The top H-1B employers in Louisiana include OCHSNER CLINIC FOUNDATION (276 petitions, averaging $113,356) and LOUISIANA STATE UNIVERSITY AND A & M COLLEGE (257 petitions), institutions with significant Jefferson County operations. While these specific employers do not appear prominently in the WARN data reviewed here, their substantial H-1B footprints indicate that healthcare and education sectors are building workforces through foreign labor acquisition even while other sectors shed workers.

The occupational breakdown reveals that computer systems analysts, programmers, and software developers dominate Louisiana's H-1B petitions, with average salaries of $65,596–$77,461. This concentration in IT occupations contrasts with Louisiana's modest IT-sector WARN activity (25 notices), suggesting that IT employers may be simultaneously shedding some positions through offshoring while sponsoring H-1B workers for specialized roles. This dynamic—simultaneous layoffs and H-1B sponsorship—reflects the hollowing-out of middle-tier IT employment in favor of either low-cost outsourcing or high-specialized foreign workers.

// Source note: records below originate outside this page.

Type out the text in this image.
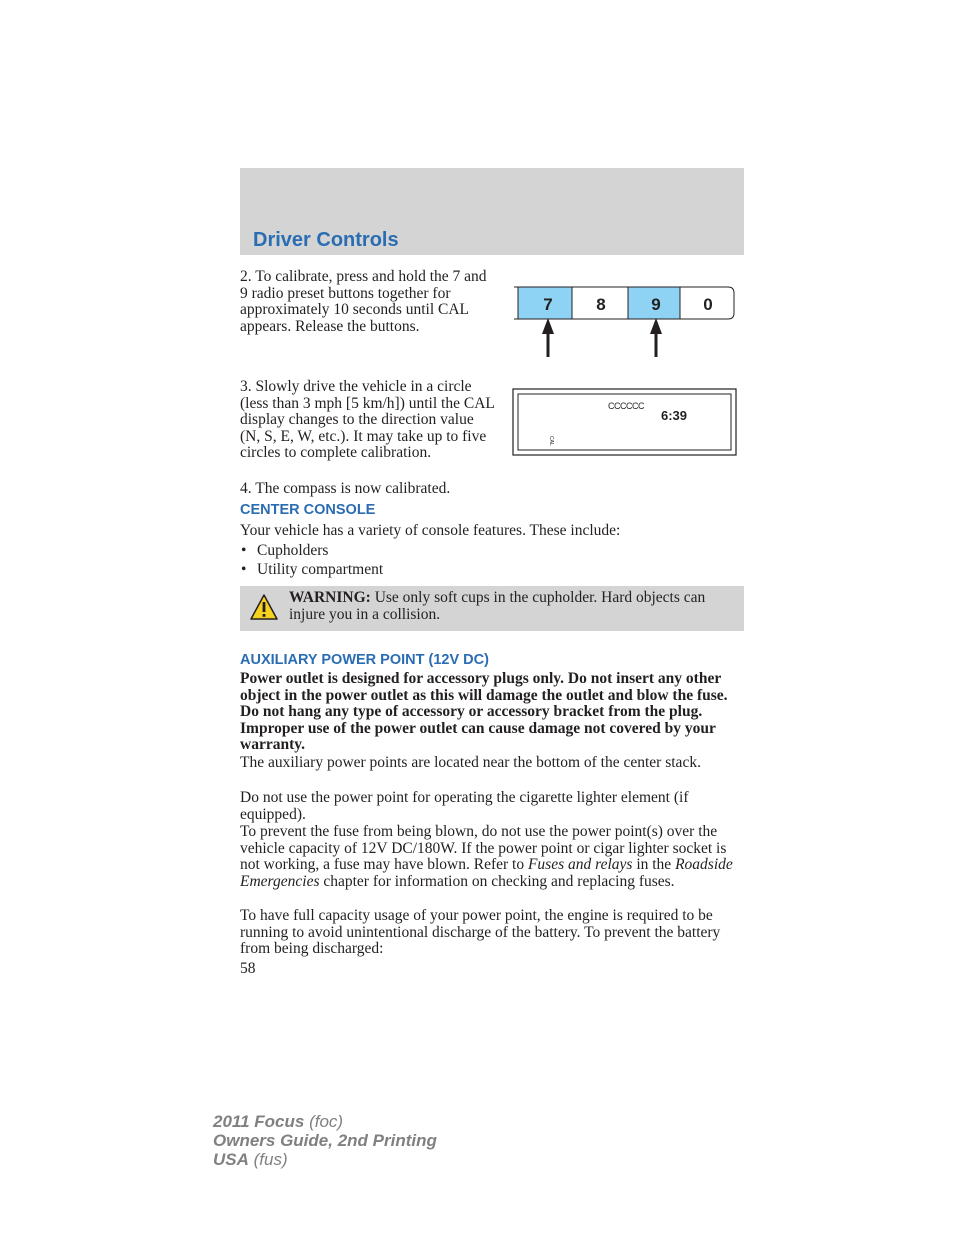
Driver Controls

2. To calibrate, press and hold the 7 and 9 radio preset buttons together for approximately 10 seconds until CAL appears. Release the buttons.

7	8	9	0

3. Slowly drive the vehicle in a circle (less than 3 mph [5 km/h]) until the CAL display changes to the direction value (N, S, E, W, etc.). It may take up to five circles to complete calibration.

CCCCCC
6:39
CAL

4. The compass is now calibrated.

CENTER CONSOLE

Your vehicle has a variety of console features. These include:

• Cupholders
• Utility compartment
WARNING: Use only soft cups in the cupholder. Hard objects can injure you in a collision.
AUXILIARY POWER POINT (12V DC)

Power outlet is designed for accessory plugs only. Do not insert any other object in the power outlet as this will damage the outlet and blow the fuse. Do not hang any type of accessory or accessory bracket from the plug. Improper use of the power outlet can cause damage not covered by your warranty.

The auxiliary power points are located near the bottom of the center stack.

Do not use the power point for operating the cigarette lighter element (if equipped).

To prevent the fuse from being blown, do not use the power point(s) over the vehicle capacity of 12V DC/180W. If the power point or cigar lighter socket is not working, a fuse may have blown. Refer to Fuses and relays in the Roadside Emergencies chapter for information on checking and replacing fuses.

To have full capacity usage of your power point, the engine is required to be running to avoid unintentional discharge of the battery. To prevent the battery from being discharged:

58

2011 Focus (foc)
Owners Guide, 2nd Printing
USA (fus)
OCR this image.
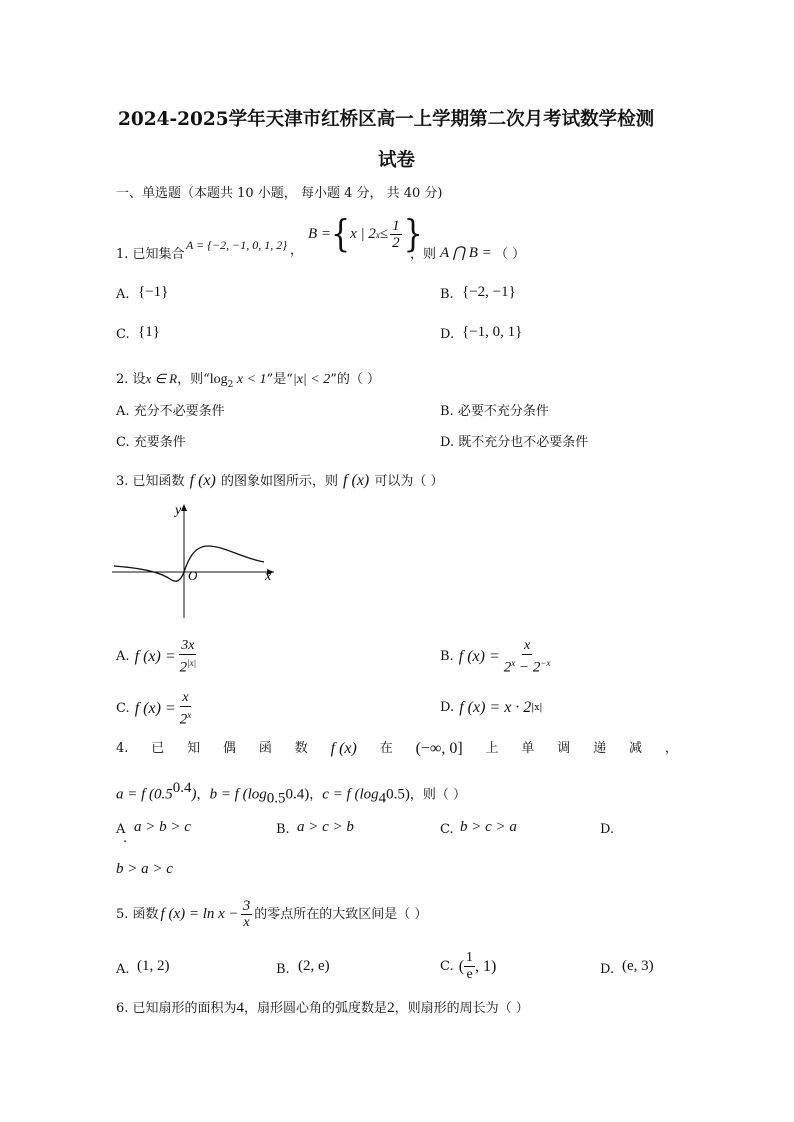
2024-2025学年天津市红桥区高一上学期第二次月考试数学检测
试卷
一、单选题（本题共 10 小题， 每小题 4 分， 共 40 分)
1. 已知集合
A = {−2, −1, 0, 1, 2} ，
B = { x | 2 $x \le \frac{1}{2}$ }
，则 A ⋂ B = （ ）
A. {−1}	B. {−2, −1}
C. {1}	D. {−1, 0, 1}
2. 设x ∈ R，则“$\log_2$ x < 1”是“|x| < 2”的（ ）
A. 充分不必要条件	B. 必要不充分条件
C. 充要条件	D. 既不充分也不必要条件
3. 已知函数 f (x) 的图象如图所示，则 f (x) 可以为（ ）
y
x
O
A.
f $(x) = \frac{3x}{2^{|x|}}$	B.
f $(x) = \frac{x}{2^x - 2^{-x}}$
C.
f $(x) = \frac{x}{2^x}$	D.
f (x) = x · 2 |x|
4. 已 知 偶 函 数 f (x) 在 (−∞, 0] 上 单 调 递 减 ，
a = f $(0.5^{0.4})$，b = f $(\log_{0.5}0.4)$，c = f $(\log_40.5)$，则（ ）
A
.
a > b > c	B. a > c > b	C. b > c > a	D.
b > a > c
5. 函数 f $(x) = \ln x - \frac{3}{x}$ 的零点所在的大致区间是（ ）
A. (1, 2)	B. (2, e)	C.
( $\frac{1}{e}$ , 1)	D. (e, 3)
6. 已知扇形的面积为4，扇形圆心角的弧度数是2，则扇形的周长为（ ）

The approval rate for H-1B petitions in Louisiana is 92.8% (5,037 approved, 390 denied), indicating minimal bureaucratic friction and strong institutional capacity to deploy foreign labor rapidly. For a county experiencing layoffs, the juxtaposition of rising joblessness alongside robust foreign worker sponsorship by major institutions raises policy questions about workforce development priorities and the targeting of training initiatives.

Conclusion: A County in Transition

Jefferson County's layoff landscape reflects a county economy in transition. It retains anchors in aerospace and defense manufacturing, but those anchors are experiencing consolidation and ongoing adjustment. The hospitality and tourism sectors remain significant but fragile, vulnerable to demand shocks. The acceleration of notices in 2025 suggests that corporate profit pressures, interest rate impacts on consumer demand, and potential trade policy shifts are creating a new round of workforce reductions.

The concentration of WARN notices in New Orleans and a handful of major employers creates both risk and opportunity for targeted intervention. Workforce development resources, retraining subsidies, and business recruitment should focus on affected industries and geographies. The county should monitor whether H-1B sponsorship by major employers signals dual strategies of domestic workforce reduction coupled with specialized foreign labor acquisition—a pattern that would justify policy scrutiny and transparency requirements.